Der Name des Subaru Forester deutet auf einen praktischen Lebensstil im Freien hin. Wie viele Automarken nutzt Subaru in seinem Marketing Bilder von Abenteuer und Leistungsfähigkeit – denken Sie an „Ranger“, „Explorer“ oder „Wrangler“. Aber die Geschichte des Försters ist faszinierender als die meisten anderen; Es ist ein Familienkombi, der heimlich auf der Plattform eines Weltklasse-Rallyeautos gebaut wurde.
Das Original „SUV Tough, Car Easy“
Der erste Forester kam 1997 auf den Markt und wurde mit dem einfachen Versprechen „SUV Tough, Car Easy“ vermarktet. Das war kein revolutionäres Konzept; Toyotas Tercel-Kombi bot ein Jahrzehnt zuvor eine ähnliche Mischung aus Funktionalität und Allradantrieb. Der Forester zeichnete sich jedoch durch seinen charakteristischen Boxermotor aus – eine Vierzylinder-Boxermotor-Konfiguration, die ihm einen einzigartigen Sound und einen niedrigen Schwerpunkt verlieh.
Obwohl es zu dieser Zeit nicht bahnbrechend war, zeichnete sich der Forester durch seine anhaltende Anziehungskraft aus. Der Tercel-Kombi geriet in Vergessenheit, während Subaru den Forester über Generationen hinweg verfeinerte. Bis 2008 hatte er sich dem konventionellen SUV-Design angenähert, doch die frühen Modelle sind nach wie vor ein Kult-Favorit.
Ein getarntes Rallyeauto
Die verborgene Stärke des Forester liegt in seiner mechanischen Verwandtschaft mit dem Subaru Impreza. Der Impreza dominierte in seiner turbogeladenen und Prodrive-vorbereiteten Form die Rallye-Weltmeisterschaft mit Fahrern wie Colin McRae und Carlos Sainz. Der Forester teilte sich das Fahrgestell, den Boxermotor und den Allradantrieb des Impreza, was ihn überraschend leistungsfähig auf kurvigen Straßen machte.

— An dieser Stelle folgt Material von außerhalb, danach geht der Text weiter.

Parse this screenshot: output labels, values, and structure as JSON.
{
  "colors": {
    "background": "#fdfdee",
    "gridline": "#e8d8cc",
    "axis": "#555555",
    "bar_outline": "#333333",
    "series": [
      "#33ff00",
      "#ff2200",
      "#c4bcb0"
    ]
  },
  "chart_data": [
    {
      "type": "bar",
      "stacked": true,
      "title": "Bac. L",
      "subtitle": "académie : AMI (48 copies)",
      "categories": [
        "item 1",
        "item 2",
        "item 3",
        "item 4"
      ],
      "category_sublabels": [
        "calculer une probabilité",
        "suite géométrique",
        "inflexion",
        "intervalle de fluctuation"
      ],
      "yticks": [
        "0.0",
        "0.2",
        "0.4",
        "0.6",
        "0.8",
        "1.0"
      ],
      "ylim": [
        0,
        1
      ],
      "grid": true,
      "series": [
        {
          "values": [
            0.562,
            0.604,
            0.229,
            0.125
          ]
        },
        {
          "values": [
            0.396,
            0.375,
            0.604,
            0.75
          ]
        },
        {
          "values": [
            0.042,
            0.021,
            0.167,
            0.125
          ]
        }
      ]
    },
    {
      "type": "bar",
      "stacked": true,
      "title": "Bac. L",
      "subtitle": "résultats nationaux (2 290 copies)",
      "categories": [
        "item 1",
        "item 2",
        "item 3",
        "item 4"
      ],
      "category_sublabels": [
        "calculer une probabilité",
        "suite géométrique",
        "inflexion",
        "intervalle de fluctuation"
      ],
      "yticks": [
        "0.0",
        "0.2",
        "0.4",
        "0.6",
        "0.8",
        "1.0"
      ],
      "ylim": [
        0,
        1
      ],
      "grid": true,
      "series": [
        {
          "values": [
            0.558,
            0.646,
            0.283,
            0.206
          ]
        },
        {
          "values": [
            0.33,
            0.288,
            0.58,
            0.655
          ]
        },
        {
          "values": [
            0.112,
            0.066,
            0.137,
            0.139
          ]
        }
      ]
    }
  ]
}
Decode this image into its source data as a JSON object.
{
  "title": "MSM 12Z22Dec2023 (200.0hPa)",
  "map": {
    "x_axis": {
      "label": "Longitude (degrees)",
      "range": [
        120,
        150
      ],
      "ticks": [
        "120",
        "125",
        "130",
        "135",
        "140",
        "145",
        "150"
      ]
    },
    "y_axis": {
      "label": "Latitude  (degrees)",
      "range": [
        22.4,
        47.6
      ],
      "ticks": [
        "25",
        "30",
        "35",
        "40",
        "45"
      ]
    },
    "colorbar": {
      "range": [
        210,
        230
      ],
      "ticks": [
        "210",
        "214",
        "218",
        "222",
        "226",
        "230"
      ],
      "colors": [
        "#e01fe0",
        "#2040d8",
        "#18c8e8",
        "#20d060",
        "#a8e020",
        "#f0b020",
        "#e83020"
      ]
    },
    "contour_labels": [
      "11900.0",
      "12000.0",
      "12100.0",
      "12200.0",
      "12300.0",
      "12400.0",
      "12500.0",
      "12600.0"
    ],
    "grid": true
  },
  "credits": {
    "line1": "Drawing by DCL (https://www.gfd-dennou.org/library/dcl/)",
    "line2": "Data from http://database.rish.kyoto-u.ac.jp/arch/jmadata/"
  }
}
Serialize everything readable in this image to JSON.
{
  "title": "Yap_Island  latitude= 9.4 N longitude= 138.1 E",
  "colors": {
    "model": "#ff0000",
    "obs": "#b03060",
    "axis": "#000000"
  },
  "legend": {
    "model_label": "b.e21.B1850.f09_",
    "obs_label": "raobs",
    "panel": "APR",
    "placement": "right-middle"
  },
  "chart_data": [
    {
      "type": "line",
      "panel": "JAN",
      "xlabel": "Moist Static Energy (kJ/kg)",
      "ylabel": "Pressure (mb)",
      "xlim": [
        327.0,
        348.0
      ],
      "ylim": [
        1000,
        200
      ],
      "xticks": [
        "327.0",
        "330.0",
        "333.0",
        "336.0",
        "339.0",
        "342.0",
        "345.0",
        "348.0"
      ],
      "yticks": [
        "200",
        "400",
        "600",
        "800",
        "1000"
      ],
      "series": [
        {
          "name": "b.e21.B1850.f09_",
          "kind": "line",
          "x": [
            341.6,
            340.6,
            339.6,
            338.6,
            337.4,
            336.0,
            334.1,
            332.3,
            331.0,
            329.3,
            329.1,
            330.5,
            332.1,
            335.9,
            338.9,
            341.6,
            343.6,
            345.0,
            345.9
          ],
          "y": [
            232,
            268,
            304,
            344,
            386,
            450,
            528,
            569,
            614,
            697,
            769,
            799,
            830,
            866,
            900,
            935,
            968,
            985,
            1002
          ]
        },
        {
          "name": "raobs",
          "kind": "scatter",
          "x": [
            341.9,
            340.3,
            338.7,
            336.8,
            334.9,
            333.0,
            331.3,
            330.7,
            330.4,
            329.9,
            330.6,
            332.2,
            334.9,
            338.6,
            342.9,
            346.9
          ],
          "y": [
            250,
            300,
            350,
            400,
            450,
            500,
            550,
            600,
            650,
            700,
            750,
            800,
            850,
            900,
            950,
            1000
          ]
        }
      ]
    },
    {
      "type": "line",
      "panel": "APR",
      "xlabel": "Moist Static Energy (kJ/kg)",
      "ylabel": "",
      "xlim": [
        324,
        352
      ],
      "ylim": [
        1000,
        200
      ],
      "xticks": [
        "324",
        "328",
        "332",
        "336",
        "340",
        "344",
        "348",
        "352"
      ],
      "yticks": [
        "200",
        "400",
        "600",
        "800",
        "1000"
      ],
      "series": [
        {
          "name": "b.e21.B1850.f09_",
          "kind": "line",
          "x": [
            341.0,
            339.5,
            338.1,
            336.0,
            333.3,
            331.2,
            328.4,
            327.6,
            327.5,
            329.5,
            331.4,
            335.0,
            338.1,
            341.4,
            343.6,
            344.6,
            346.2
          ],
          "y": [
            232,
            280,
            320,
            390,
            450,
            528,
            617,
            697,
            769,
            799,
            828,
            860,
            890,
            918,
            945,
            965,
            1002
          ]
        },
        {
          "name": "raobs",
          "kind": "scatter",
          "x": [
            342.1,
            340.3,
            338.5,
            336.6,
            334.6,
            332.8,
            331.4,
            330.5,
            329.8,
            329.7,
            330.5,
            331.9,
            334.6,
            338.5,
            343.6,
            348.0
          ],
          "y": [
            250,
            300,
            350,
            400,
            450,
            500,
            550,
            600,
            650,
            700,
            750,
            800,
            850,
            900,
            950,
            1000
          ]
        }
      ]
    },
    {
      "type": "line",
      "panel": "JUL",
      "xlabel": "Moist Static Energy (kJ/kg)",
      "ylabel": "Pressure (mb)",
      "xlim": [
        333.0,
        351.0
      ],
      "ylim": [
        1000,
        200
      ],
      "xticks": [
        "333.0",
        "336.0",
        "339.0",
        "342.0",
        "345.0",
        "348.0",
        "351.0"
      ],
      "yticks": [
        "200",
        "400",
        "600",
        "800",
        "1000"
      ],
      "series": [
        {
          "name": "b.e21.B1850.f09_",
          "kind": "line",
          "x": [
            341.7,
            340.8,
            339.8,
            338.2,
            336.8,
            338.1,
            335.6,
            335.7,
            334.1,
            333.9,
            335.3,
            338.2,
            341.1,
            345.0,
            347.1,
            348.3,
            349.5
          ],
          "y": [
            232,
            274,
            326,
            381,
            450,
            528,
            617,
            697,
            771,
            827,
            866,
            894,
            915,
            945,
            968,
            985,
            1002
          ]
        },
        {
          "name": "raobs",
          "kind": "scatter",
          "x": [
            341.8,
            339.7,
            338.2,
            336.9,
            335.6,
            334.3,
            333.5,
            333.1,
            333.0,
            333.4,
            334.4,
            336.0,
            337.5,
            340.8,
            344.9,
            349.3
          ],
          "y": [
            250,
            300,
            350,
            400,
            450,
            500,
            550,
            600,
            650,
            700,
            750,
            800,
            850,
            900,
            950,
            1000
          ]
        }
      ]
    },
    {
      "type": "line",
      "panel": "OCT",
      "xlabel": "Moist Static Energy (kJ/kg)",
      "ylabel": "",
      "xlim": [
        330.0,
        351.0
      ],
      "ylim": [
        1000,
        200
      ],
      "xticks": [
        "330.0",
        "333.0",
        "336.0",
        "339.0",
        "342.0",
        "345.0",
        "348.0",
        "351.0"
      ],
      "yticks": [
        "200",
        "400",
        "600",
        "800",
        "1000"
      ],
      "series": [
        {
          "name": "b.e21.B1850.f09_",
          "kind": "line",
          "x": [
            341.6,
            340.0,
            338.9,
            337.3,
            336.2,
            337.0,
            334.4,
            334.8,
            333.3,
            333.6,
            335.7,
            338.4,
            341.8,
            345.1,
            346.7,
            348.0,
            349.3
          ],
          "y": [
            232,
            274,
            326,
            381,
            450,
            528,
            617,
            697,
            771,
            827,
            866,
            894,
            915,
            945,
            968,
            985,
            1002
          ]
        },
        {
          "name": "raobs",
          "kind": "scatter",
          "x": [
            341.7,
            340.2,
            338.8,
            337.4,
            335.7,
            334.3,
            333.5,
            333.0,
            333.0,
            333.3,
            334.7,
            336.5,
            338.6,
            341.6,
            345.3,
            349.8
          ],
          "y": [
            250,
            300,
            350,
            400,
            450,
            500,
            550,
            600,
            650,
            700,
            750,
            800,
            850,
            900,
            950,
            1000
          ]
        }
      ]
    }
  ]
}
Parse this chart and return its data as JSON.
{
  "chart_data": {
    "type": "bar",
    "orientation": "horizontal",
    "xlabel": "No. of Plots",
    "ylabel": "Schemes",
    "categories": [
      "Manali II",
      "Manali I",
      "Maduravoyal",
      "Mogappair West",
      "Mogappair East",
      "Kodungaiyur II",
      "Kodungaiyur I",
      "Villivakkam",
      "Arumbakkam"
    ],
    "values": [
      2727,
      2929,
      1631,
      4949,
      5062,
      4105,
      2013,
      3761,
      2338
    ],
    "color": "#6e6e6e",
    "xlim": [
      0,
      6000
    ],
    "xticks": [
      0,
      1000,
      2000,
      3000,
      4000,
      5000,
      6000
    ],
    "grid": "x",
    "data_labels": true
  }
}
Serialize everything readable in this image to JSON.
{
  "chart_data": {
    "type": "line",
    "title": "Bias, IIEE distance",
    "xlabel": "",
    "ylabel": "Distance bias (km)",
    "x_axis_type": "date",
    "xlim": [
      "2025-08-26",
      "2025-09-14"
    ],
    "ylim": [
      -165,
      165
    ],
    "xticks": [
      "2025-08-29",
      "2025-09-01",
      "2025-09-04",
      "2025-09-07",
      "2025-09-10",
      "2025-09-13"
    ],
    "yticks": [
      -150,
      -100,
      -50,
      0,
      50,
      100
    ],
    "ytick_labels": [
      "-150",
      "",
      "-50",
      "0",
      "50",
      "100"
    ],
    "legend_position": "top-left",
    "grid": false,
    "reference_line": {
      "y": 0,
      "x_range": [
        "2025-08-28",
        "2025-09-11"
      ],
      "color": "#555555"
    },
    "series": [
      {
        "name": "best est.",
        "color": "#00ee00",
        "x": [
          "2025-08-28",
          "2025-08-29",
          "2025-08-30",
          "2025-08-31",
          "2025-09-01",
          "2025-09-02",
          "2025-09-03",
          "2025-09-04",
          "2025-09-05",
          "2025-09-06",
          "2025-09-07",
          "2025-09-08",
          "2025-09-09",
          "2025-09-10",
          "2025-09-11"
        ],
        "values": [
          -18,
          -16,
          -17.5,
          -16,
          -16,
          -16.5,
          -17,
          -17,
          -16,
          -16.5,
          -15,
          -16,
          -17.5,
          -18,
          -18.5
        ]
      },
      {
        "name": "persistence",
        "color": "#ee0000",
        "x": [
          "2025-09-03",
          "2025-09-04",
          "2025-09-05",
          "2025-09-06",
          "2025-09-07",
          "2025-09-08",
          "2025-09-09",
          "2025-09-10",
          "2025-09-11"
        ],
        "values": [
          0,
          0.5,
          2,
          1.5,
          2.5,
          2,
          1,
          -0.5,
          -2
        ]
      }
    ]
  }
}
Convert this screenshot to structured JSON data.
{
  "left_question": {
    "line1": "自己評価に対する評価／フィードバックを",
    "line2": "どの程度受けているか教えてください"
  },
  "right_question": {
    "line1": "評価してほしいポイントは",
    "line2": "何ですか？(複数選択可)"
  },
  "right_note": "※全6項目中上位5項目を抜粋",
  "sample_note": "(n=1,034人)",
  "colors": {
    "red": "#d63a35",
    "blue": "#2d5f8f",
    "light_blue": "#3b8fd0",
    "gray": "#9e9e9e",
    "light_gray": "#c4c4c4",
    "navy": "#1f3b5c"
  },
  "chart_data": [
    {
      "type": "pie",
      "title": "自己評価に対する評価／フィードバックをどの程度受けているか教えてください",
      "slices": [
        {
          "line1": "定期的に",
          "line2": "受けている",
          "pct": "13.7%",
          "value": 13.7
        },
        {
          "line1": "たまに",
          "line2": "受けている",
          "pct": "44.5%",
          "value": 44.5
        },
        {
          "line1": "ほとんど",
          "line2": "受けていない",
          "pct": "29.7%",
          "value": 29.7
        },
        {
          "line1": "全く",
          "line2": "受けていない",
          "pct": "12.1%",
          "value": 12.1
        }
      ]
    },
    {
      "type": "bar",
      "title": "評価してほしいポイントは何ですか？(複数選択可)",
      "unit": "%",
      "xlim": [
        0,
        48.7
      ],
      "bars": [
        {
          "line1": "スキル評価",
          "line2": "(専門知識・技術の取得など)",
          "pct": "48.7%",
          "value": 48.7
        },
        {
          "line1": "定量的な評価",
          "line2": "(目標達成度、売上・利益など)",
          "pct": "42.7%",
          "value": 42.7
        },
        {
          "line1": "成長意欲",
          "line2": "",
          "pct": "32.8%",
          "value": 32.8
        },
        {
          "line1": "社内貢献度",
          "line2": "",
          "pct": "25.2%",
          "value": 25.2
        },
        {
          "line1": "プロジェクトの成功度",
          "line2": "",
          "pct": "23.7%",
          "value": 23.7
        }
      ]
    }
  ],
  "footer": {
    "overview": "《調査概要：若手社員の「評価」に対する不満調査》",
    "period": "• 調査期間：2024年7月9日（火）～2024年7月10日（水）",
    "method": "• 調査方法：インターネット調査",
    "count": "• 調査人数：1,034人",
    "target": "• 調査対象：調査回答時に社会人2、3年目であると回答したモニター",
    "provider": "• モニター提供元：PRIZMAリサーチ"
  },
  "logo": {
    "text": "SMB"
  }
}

Die hohe Karosserie des Forester ließ sein Leistungspotenzial nicht erkennen. Selbst in den Nicht-Turbo-Versionen war das Fahren schnell und machte Spaß. Aber es war der verbesserte Foresters, der die Fahrer wirklich überraschte: ein praktischer Kombi mit dem Herzen einer Rallye-Legende.
Innenraum: utilitaristisch bis mangelhaft
Der Innenraum des Forester passte nicht zu seiner verborgenen Sportlichkeit. Die Innenräume von Subaru aus dem späten 20. Jahrhundert waren funktional und grenzten an Eintönigkeit. Es dominierte grauer Kunststoff mit gestreifter Polsterung, die … nun ja, einem zusammengebrochenen Rechen ähnelte. Höhere Bezüge boten etwas Abwechslung mit Zierholzbezügen, die mit dem Sitzstoff kollidierten, aber zumindest die Monotonie auflösten.
Beim Erfolg des Forester ging es nicht um Luxus; es ging um Praktikabilität, Zuverlässigkeit und eine überraschende Unterströmung der Leistung.
Die Mischung aus Nützlichkeit und verborgenem Potenzial festigte den Forester seinen Platz in der Automobilgeschichte. Es bewies, dass Familienautos Spaß machen, leistungsfähig und überraschend mit der Welt des Hochleistungs-Motorsports verbunden sein können.